Return to Revisions

The obvious with this code is the lack of structure. There are two main computations, given that we've already spotted that we can add all the exponents and perform a single exponentiation with the sum:

• Finding the Lth and Rth odd-length palindromic numbers
• Modular exponentiation

Each of these should be separate - independently testable - functions; main() then only needs to read input, call the functions and print output.

Let's look at the exponentiation first. Putting your code into a function with reasonable names gives

long modexp(int base, int power, int modulus)
{
    long product = 1;
    for (int j = 1;  j <= power;  ++j)
        product = product * base % modulus;
    return product;
}

This is pretty slow, as it has to perform power multiplications. It's better to implement a binary exponentiaton, which scales as the log of the power:

long modexp(int base, int power, int modulus)
{
    long product = 1;
    while (power) {
        if (power % 2) {
            product = product * base % modulus;
        }
        base = 1L * base * base % modulus;
        power /= 2;
    }
    return product;
}

With that first easy win under our belt, let's turn our attention to the palindromes.

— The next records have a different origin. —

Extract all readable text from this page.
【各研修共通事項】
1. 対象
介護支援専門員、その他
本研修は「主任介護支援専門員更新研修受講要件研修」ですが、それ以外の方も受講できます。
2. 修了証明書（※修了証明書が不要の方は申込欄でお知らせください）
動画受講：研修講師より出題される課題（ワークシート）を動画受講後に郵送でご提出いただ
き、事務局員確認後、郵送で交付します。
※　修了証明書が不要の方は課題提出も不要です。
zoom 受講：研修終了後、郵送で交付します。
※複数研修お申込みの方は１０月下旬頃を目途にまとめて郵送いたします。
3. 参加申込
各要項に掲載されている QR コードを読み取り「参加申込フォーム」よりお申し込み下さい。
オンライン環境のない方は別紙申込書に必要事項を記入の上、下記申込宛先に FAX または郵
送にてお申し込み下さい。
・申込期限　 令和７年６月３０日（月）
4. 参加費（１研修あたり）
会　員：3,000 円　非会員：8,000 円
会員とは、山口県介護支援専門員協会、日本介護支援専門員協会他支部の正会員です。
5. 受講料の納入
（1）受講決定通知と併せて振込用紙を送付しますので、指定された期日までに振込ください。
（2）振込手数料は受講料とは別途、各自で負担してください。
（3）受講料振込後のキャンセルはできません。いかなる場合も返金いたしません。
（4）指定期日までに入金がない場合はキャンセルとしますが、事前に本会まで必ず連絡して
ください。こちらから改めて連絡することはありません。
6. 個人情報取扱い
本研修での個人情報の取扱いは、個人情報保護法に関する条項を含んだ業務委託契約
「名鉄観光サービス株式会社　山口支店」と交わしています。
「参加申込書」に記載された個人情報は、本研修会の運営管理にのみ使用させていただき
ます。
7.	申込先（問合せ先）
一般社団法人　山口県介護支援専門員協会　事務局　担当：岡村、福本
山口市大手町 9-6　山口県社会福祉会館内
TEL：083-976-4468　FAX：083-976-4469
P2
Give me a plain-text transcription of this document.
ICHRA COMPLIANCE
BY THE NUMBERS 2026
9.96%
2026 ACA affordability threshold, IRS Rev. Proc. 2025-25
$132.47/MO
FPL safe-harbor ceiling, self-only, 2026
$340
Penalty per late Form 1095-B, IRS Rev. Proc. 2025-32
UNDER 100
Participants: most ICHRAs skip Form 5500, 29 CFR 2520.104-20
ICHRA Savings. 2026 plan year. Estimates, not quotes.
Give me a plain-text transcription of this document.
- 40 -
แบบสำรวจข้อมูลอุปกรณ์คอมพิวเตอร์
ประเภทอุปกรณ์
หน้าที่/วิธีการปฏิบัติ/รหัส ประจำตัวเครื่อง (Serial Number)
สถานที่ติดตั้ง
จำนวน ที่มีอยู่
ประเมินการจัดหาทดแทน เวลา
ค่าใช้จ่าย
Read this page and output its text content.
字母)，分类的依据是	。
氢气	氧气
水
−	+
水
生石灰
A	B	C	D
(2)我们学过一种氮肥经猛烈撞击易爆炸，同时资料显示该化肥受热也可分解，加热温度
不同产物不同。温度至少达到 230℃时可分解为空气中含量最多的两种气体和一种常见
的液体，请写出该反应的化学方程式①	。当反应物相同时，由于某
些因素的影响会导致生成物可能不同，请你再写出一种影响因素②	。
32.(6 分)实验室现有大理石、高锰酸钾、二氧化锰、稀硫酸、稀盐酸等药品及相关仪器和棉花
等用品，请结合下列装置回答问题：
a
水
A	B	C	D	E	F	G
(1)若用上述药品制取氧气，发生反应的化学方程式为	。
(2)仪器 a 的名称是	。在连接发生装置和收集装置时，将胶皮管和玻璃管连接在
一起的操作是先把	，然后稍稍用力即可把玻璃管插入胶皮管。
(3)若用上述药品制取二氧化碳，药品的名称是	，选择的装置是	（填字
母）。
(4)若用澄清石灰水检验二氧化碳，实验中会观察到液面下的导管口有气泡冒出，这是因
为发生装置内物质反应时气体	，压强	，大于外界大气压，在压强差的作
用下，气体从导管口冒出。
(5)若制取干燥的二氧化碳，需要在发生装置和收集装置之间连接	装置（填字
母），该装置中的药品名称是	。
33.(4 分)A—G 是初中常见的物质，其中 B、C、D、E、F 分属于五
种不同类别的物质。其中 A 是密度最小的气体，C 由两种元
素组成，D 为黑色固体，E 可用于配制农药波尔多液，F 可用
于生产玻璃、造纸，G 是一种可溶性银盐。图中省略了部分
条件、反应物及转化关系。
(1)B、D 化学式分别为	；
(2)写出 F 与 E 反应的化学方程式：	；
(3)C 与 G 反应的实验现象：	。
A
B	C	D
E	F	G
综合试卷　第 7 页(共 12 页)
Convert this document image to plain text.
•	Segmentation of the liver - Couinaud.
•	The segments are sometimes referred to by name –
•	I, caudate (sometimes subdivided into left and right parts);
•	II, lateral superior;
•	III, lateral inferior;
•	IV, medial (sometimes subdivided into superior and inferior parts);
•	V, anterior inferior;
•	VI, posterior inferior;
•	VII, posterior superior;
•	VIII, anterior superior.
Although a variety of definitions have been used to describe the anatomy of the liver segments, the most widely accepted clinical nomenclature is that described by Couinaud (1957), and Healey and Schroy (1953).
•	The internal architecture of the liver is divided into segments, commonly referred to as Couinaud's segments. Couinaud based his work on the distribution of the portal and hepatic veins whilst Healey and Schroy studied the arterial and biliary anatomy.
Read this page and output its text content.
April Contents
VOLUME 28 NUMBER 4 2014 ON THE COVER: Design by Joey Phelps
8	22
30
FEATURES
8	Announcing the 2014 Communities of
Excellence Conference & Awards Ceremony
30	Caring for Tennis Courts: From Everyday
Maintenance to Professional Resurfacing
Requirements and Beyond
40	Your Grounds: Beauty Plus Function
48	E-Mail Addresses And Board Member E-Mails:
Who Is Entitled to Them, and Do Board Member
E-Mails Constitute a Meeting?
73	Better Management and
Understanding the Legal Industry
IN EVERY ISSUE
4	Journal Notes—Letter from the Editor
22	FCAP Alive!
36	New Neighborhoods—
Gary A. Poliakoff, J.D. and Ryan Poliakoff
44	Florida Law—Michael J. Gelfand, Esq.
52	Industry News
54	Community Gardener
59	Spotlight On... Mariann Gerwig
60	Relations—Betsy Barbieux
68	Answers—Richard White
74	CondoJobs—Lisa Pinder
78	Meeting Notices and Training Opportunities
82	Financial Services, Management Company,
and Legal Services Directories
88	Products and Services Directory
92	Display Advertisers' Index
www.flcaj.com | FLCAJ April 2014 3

We don't need to iterate through all the possible palindromes. The pattern is quite simple: for a given number n, the n th odd-length palindrome is simply n followed by the reverse of n/10.

That's quite easy to compute without iterating:

int odd_palindrome(int n)
{
    int palindrome = n;
    while ((n /= 10)) {
        palindrome = palindrome * 10 + n % 10;
    }
    return palindrome;
}

We can now create a function to calculate the required function of the sequence of palindromes:

long compute_result(int left, int right)
{
    int sum = 0;
    for (int i = left + 1;  i <= right;  ++i) {
        sum += odd_palindrome(i);
    }
    return modexp(odd_palindrome(left), sum, 1000000007);
}

Having tested these functions, we can put it all together, getting something which is more efficient and easier to follow than the posted code:

#include <stdio.h>

const int result_modulus = 1000000007;

static long modexp(long base, int power, int modulus)
{
    long product = 1;
    while (power) {
        if (power % 2) {
            product = product * base % modulus;
        }
        base = base * base % modulus;
        power /= 2;
    }
    return product;
}

static int odd_palindrome(int n)
{
    int palindrome = n;
    while ((n /= 10)) {
        palindrome = palindrome * 10 + n % 10;
    }
    return palindrome;
}

static long compute_result(int left, int right)
{
    int sum = 0;
    for (int i = left + 1;  i <= right;  ++i) {
        sum += odd_palindrome(i);
    }
    return modexp(odd_palindrome(left), sum, result_modulus);
}

int main(void)
{
    int ntests;
    if (scanf("%d", &ntests) != 1) {
        return 1;
    }

    while (ntests --> 0) {
        int left, right;
        if (scanf("%d %d", &left, &right) != 2) {
            return 1;
        }
        printf("%ld\n", compute_result(left, right));
    }
}